About two months after my last pill, I entered a severe withdrawal period. In the middle of January, I found myself lying on the living room floor, curled in a ball, racked with anguish. I envied those that had the strength to kill themselves. Suicide had never been an issue for me, I had never thought about it until I tried to stop taking Paxil. As I said, I have social anxiety. I am a very shy person who feels uncomfortable in crowds or when dealing with interpersonal situations. I started taking 10mg/day of Paxil again January 18, 2012, and those symptoms largely disappeared. I’ve found that I have a very foggy head, though. It’s very difficult for me to concentrate on anything for extended periods, and I have again been cut off from my emotions. My cat died a few days after I reinstated my Paxil usage, and I still have not grieved for her. I now know that Paxil is suppressing those emotions. They are still there, but I am not dealing with them in a healthy way. Instead of experiencing grief and loss, the drug is pushing all that away from my conscious mind. The feelings are still there, but hidden from me. I’ve found that I can’t write creatively, either. I’ve tried to sustain a story idea, but the continuity is missing. The creative force is gone. I’ve always been a slow, deliberate writer, but now the ideas just refuse to form in my mind. I can almost feel a physical barrier between myself and my creativity.

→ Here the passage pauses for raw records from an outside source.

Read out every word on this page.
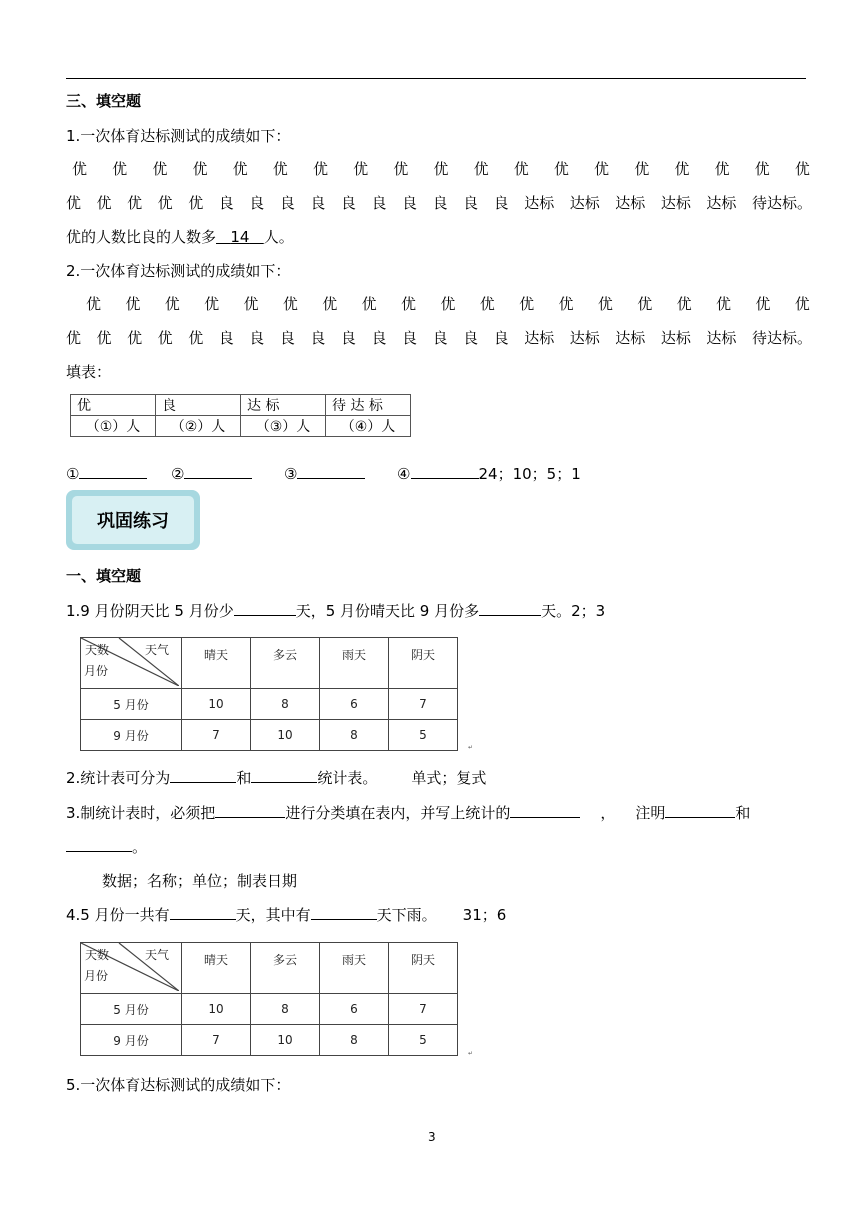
三、填空题
1.一次体育达标测试的成绩如下：
优 优 优 优 优 优 优 优 优 优 优 优 优 优 优 优 优 优 优
优 优 优 优 优 良 良 良 良 良 良 良 良 良 良 达标 达标 达标 达标 达标 待达标。
优的人数比良的人数多 14 人。
2.一次体育达标测试的成绩如下：
优 优 优 优 优 优 优 优 优 优 优 优 优 优 优 优 优 优 优
优 优 优 优 优 良 良 良 良 良 良 良 良 良 良 达标 达标 达标 达标 达标 待达标。
填表：
优	良	达 标	待 达 标
（①）人	（②）人	（③）人	（④）人
①	②	③	④	24；10；5；1
巩固练习
一、填空题
1.9 月份阴天比 5 月份少	天，5 月份晴天比 9 月份多	天。2；3
天数 天气
月份	晴天	多云	雨天	阴天
5 月份	10	8	6	7
9 月份	7	10	8	5
↵
2.统计表可分为	和	统计表。 单式；复式
3.制统计表时，必须把	进行分类填在表内，并写上统计的	， 注明	和
。
数据；名称；单位；制表日期
4.5 月份一共有	天，其中有	天下雨。 31；6
天数 天气
月份	晴天	多云	雨天	阴天
5 月份	10	8	6	7
9 月份	7	10	8	5
↵
5.一次体育达标测试的成绩如下：
3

I took this drug not knowing the nature or strength of the effects. I went to my doctor, told him that I feel anxious in social situations, he prescribed Paxil, and I started taking it. I had great trust in the medical profession and the solutions that modern chemistry could provide. Now that I’m looking back on my Paxil experience, especially after the short period that I was Paxil free, I want nothing more than to stop taking this drug. I know that the underlying issues will still be there, but they are mild compared to the profound effects that Paxil has on my mental processes. I need to be patient with the process, though. I know that my crash and relapse into Paxil use was caused by weaning myself off of it too quickly. My current schedule extends into the first part of 2013, which seems like a long time, too long. It must be that way, though, or I will find myself relapsing again. I say relapse because I’ve come to think of this drug as equivalent to any other narcotic that causes dependence. The only difference between Paxil and a street drug is that it has been approved by the FDA for prescription use. It’s just as powerful and addictive as any street drug, and has an equal capacity to ruin the user’s life. It should be used as a last resort to treat severe mental issues. Instead, the Pharmaceutical companies market these drugs in a reckless, casual way. Television is filled with advertisements for drugs to treat an ever widening range of symptoms. Instead of developing more refined treatments for problems, the emphasis has been on wider applications and acceptance of these powerful psychotropic drugs. Most likely, there will come a time when there is a national crisis fueled by a celebrity death that will focus our attention on the harm that these drugs are doing to our society. Suppressing a population’s mental strength through the use of drugs is a dystopian idea that I thought could only exist in fiction. Instead, we live with it every day, and don’t seem to care. It’s just another effect that the drug has on us.